Ses habits, jolies robes, souliers de luxe, trahissent son milieu d'origine. Alice appartient à la classe supérieure. « Des indices dans le texte le montrent clairement, remarque Lawrence Gasquet, professeur de littérature britannique à l'université Jean-Moulin-Lyon 3, et spécialiste de Carroll. Au
cours de l'épisode de "la mare de larmes", par exemple, Alice passe en
revue les petites filles qu'elle connaît pour savoir si elle ne serait
pas devenue l'une d'entre elles. Se serait-elle changée en Mabel ? Cette
idée l'horrifie car celle-ci habite une "maisonnette exigüe" et n'a
"presque pas de jouets." » Alice a ainsi conscience de la supériorité de sa classe, elle peut parfois être snob, et même « un peu pimbêche », aux yeux de l'illustratrice Rébecca Dautremer qui, depuis l'enfance, se sent mal à l'aise avec Alice, « une petite bonne femme prétentieuse et raisonneuse qui n'aspire qu'à devenir la reine du bal ».
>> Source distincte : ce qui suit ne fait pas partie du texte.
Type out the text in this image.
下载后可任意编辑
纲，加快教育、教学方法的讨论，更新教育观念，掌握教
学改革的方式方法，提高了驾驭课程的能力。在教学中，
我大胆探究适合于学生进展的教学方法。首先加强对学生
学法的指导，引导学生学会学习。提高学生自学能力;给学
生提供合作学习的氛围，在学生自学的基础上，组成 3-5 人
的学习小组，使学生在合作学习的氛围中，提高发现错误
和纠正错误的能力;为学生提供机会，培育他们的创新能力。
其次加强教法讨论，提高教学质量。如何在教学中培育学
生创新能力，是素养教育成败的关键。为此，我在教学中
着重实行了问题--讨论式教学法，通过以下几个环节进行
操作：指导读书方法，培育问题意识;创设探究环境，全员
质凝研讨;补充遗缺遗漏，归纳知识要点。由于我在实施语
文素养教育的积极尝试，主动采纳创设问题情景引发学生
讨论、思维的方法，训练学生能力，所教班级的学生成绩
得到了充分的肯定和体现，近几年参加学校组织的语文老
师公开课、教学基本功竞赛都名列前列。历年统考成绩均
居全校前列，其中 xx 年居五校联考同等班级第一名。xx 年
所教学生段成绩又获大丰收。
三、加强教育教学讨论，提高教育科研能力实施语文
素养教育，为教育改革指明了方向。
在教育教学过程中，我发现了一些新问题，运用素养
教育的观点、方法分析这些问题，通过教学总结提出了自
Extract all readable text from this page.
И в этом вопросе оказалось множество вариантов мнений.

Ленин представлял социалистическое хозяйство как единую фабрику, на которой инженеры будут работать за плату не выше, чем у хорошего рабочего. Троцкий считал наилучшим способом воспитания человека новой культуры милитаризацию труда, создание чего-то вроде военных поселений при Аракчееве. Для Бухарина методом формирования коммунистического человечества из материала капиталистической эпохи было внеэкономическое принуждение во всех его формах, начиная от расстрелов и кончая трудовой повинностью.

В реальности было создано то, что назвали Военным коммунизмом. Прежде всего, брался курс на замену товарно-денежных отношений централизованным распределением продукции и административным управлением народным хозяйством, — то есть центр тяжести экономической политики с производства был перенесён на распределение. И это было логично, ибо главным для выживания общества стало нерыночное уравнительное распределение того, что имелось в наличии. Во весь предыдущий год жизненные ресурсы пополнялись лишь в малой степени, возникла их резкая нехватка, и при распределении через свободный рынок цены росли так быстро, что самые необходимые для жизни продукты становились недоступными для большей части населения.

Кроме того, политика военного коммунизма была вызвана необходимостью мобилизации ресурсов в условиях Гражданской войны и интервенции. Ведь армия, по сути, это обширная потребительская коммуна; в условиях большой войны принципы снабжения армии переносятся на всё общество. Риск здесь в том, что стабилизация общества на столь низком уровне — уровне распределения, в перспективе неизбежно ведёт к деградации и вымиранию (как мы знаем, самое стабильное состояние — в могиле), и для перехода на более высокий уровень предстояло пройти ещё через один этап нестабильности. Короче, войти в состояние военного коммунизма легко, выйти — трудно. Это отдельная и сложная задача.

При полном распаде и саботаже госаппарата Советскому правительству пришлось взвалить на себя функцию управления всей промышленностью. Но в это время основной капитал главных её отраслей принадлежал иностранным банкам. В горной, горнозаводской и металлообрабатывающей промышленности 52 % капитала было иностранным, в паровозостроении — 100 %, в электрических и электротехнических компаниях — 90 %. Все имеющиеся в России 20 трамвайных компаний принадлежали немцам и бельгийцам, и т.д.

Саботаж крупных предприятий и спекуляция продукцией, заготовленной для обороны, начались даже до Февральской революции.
En apparence bien élevée, lisse et naïve, Alice serait-elle une
méchante fille, arrogante et manipulatrice ? Insolente, sûrement. Et
courageuse, si l'on veut bien considérer que ses aventures consistent
pour l'essentiel en une rafale de confrontations avec des créatures
aussi extravagantes que féroces, pour la plupart figures d'un monde
adulte sans queue ni tête, dont le seul objectif est de lui clouer le
bec et de la mettre au pas. Comment s'étonner alors qu'elle utilise
toutes les armes à sa disposition, demande Philippe Forest, écrivain et
professeur de littérature : « Alice au pays des merveilles est
l'histoire d'une petite fille jetée dans un monde d'une grande cruauté
dont elle essaie de triompher, déployant toutes les ressources de son
intelligence. Elle est certes raisonneuse, mais elle joue sa survie. La
première version de ses aventures avait pour titre Alice sous terre, c'est bien d'une descente aux enfers qu'il s'agit. »
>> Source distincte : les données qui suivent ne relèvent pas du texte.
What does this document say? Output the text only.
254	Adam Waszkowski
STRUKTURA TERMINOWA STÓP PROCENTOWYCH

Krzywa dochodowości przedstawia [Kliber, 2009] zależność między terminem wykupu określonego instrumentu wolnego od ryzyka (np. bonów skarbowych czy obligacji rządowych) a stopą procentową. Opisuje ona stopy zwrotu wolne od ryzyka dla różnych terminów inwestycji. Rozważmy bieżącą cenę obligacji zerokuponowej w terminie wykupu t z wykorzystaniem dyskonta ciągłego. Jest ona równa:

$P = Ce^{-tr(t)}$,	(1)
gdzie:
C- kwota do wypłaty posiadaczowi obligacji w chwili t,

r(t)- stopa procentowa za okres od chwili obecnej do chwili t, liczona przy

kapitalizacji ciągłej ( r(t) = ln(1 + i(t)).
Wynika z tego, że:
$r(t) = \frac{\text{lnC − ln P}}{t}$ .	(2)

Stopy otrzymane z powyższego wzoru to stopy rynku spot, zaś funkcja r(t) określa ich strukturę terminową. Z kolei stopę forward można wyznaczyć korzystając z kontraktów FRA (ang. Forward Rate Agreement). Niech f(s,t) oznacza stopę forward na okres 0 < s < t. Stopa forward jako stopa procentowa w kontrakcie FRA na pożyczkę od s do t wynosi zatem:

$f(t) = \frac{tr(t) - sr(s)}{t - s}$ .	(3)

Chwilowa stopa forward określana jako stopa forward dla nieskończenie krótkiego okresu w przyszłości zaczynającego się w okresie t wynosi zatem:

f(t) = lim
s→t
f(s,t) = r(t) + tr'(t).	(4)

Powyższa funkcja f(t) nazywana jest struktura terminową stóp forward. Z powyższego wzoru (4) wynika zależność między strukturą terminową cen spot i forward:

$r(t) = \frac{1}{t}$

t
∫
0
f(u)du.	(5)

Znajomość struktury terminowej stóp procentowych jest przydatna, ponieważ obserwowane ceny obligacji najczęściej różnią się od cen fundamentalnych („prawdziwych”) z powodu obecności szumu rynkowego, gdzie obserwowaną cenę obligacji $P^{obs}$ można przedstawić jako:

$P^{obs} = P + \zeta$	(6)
Cet enfer, Rébecca Dautremer le voit peuplé de vieux fous, d'une
chenille à moitié droguée, d'un chat dont on ne voit que les dents,
gouverné par une reine hystérique, un roi soumis et des valets
terrorisés Inventée par un homme d'une trentaine d'années, Alice a l'insolence
de l'enfance, elle s'oppose au monde adulte qui maîtrise le langage, le
verrouille et le cadenasse pour en faire l'instrument de sa domination. «
Alice apprend à répondre, à rétorquer, à devenir grande en manipulant
le langage, seule face à des créatures qui ne cessent de lui dire
qu'elle n'emploie pas les bons mots, qu'elle ne sait pas ce qu'elle dit, explique Lawrence Gasquet. Lewis
Carroll est un précurseur, il met le doigt sur les ressorts du langage,
il en saisit le potentiel de subversion, il montre, avec humour,
combien les mots, riches de mille significations, peuvent nous échapper.
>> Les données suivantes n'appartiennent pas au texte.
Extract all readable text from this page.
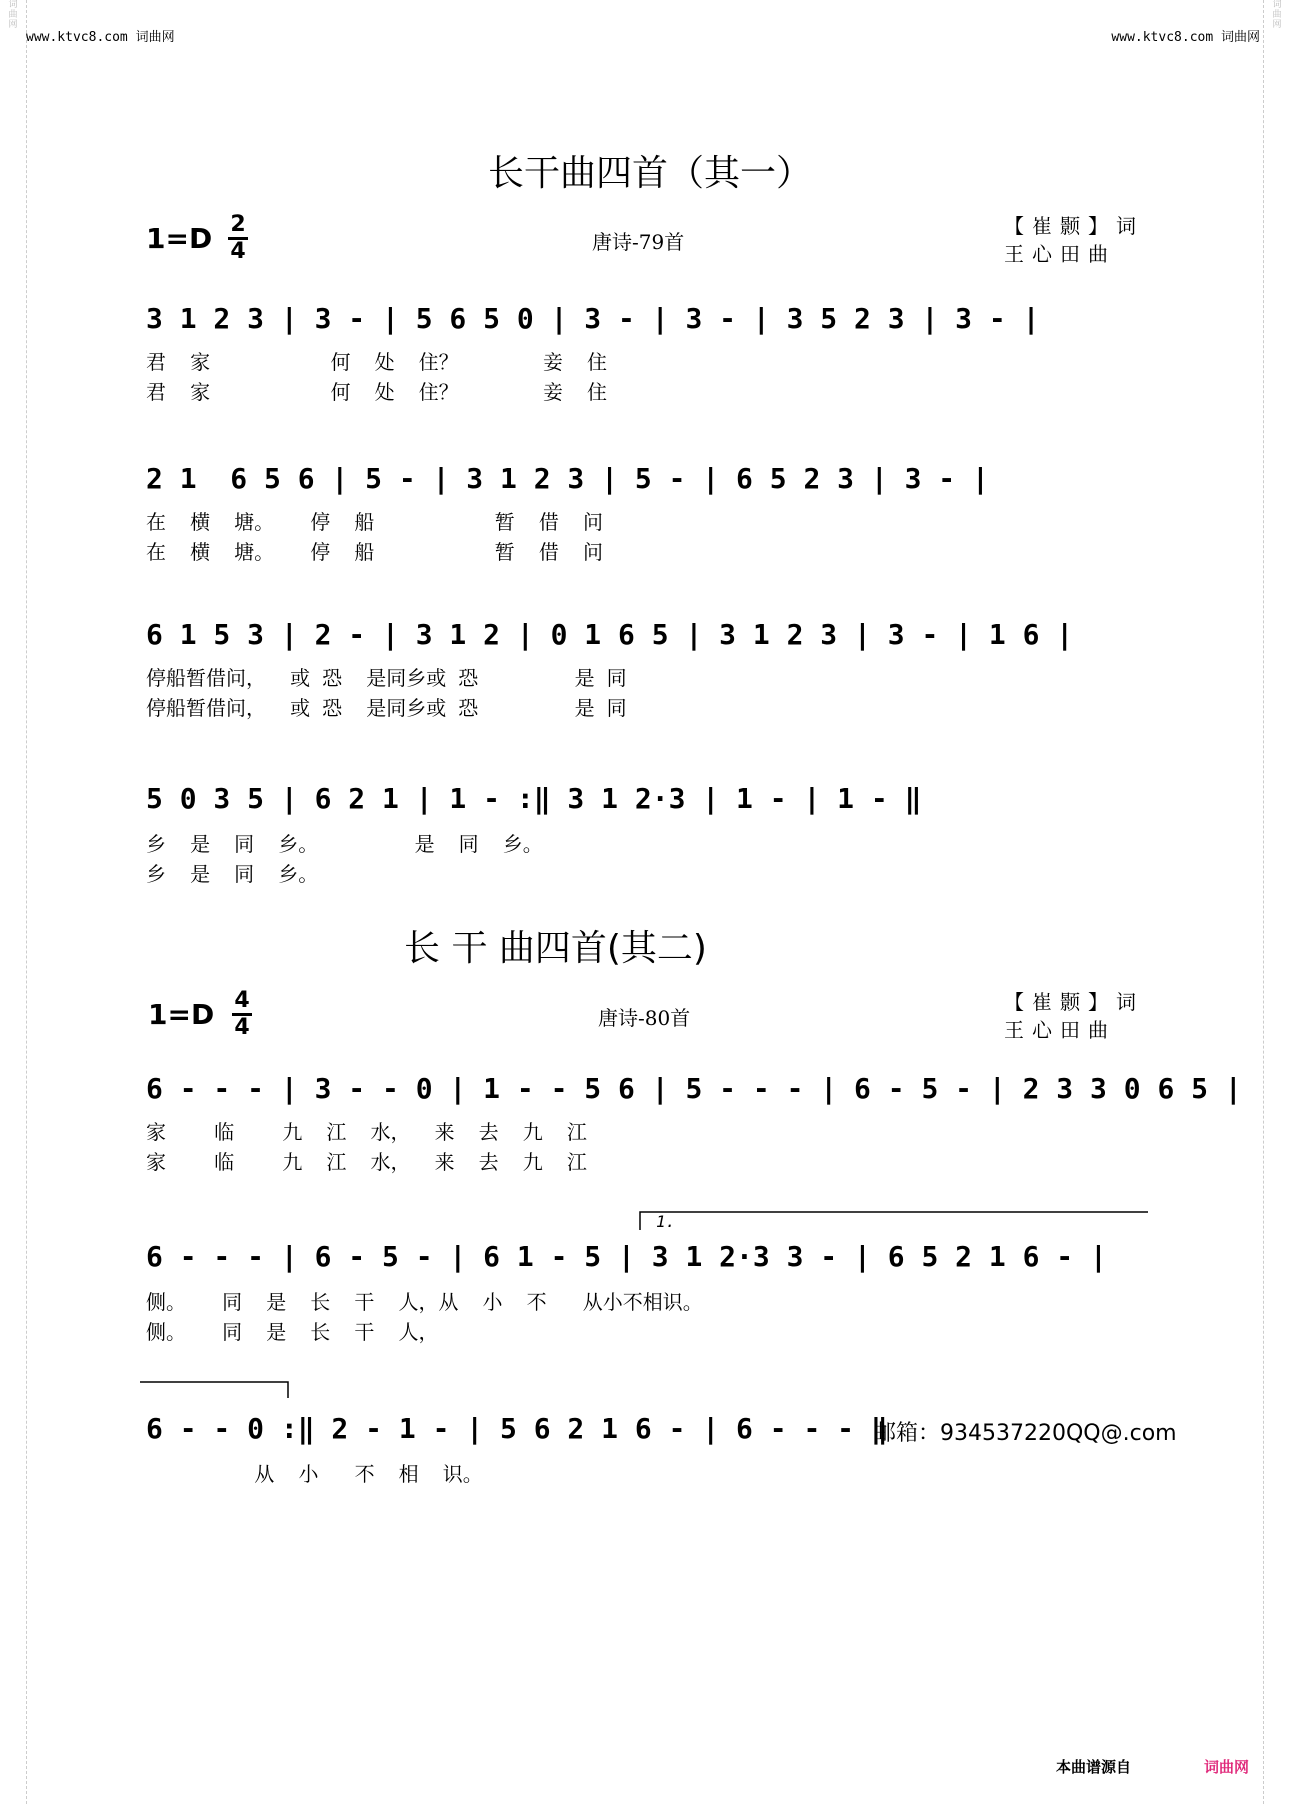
词
曲
网
词
曲
网
www.ktvc8.com 词曲网	www.ktvc8.com 词曲网
长干曲四首（其一）
1=D 2
4	唐诗-79首
【崔颢】词
王心田曲
3 1 2 3 | 3 - | 5 6 5 0 | 3 - | 3 - | 3 5 2 3 | 3 - |
君  家          何  处  住？       妾  住
君  家          何  处  住？       妾  住
2 1  6 5 6 | 5 - | 3 1 2 3 | 5 - | 6 5 2 3 | 3 - |
在  横  塘。   停  船          暂  借  问
在  横  塘。   停  船          暂  借  问
6 1 5 3 | 2 - | 3 1 2 | 0 1 6 5 | 3 1 2 3 | 3 - | 1 6 |
停船暂借问，  或 恐  是同乡或 恐        是 同
停船暂借问，  或 恐  是同乡或 恐        是 同
5 0 3 5 | 6 2 1 | 1 - :‖ 3 1 2·3 | 1 - | 1 - ‖
乡  是  同  乡。        是  同  乡。
乡  是  同  乡。
长 干 曲四首(其二)
1=D 4
4	唐诗-80首
【崔颢】词
王心田曲
6 - - - | 3 - - 0 | 1 - - 5 6 | 5 - - - | 6 - 5 - | 2 3 3 0 6 5 |
家    临    九  江  水，  来  去  九  江
家    临    九  江  水，  来  去  九  江
1.
6 - - - | 6 - 5 - | 6 1 - 5 | 3 1 2·3 3 - | 6 5 2 1 6 - |
侧。   同  是  长  干  人，从  小  不   从小不相识。
侧。   同  是  长  干  人，
6 - - 0 :‖ 2 - 1 - | 5 6 2 1 6 - | 6 - - - ‖
从  小   不  相  识。
邮箱：934537220QQ@.com
本曲谱源自	词曲网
» Au début du conte, Alice se laisse faire, elle est impressionnée,
mais elle comprend peu à peu combien ses interlocuteurs adultes jouent
avec les mots pour soutenir des positions en fait arbitraires. Elle
réalise que le langage instaure une relation de pouvoir, qui conforte la
loi du plus fort. Elle se rebelle, jusqu'à mettre fin au rêve dans
lequel elle s'était engagée : elle retrouve sa taille et reprend sa
place dans le monde. « Alice se révolte en jetant à la face des
adultes : il n'y a pas un sens, mais une multiplicité de sens, donc rien
n'est impossible, puisque tout est possible », remarque Emmanuel Demarcy-Mota, directeur du Théâtre de la Ville, à Paris, qui prépare un spectacle destiné aux enfants, Alice et autres merveilles. Alice, figure de la rébellion ? C'est ainsi que la verront les
surréalistes, Breton et Aragon en particulier : icône de la révolte, de
la poésie, de l'esprit d'enfance. Lewis Carroll est « un maître d'école buissonnière »,
écrira André Breton. Le créateur d'Alice donne raison aux enfants
contre les adultes, et d'une certaine manière, assez ambiguë, « leur enseigne à ne pas grandir, souligne Philippe Forest. L'Alice de Carroll comme le Peter Pan
de Barrie sont des oeuvres écrites par des adultes qui ont vécu le fait
de grandir comme une disgrâce. Ils tentent de renouer avec l'enfance
qu'ils ont perdue en inventant ces figures légendaires. » Lewis
Carroll, poursuit Emmanuel Demarcy-Mota, voulait effacer les frontières
entre son monde et celui de la petite fille qu'il aimait, « il
raconte une histoire à cette enfant en lui proposant d'en être la
cocréatrice, cette histoire étant appelée à établir le lien entre leurs
deux mondes ».
“Alice est indissociable de l’imaginaire romantique”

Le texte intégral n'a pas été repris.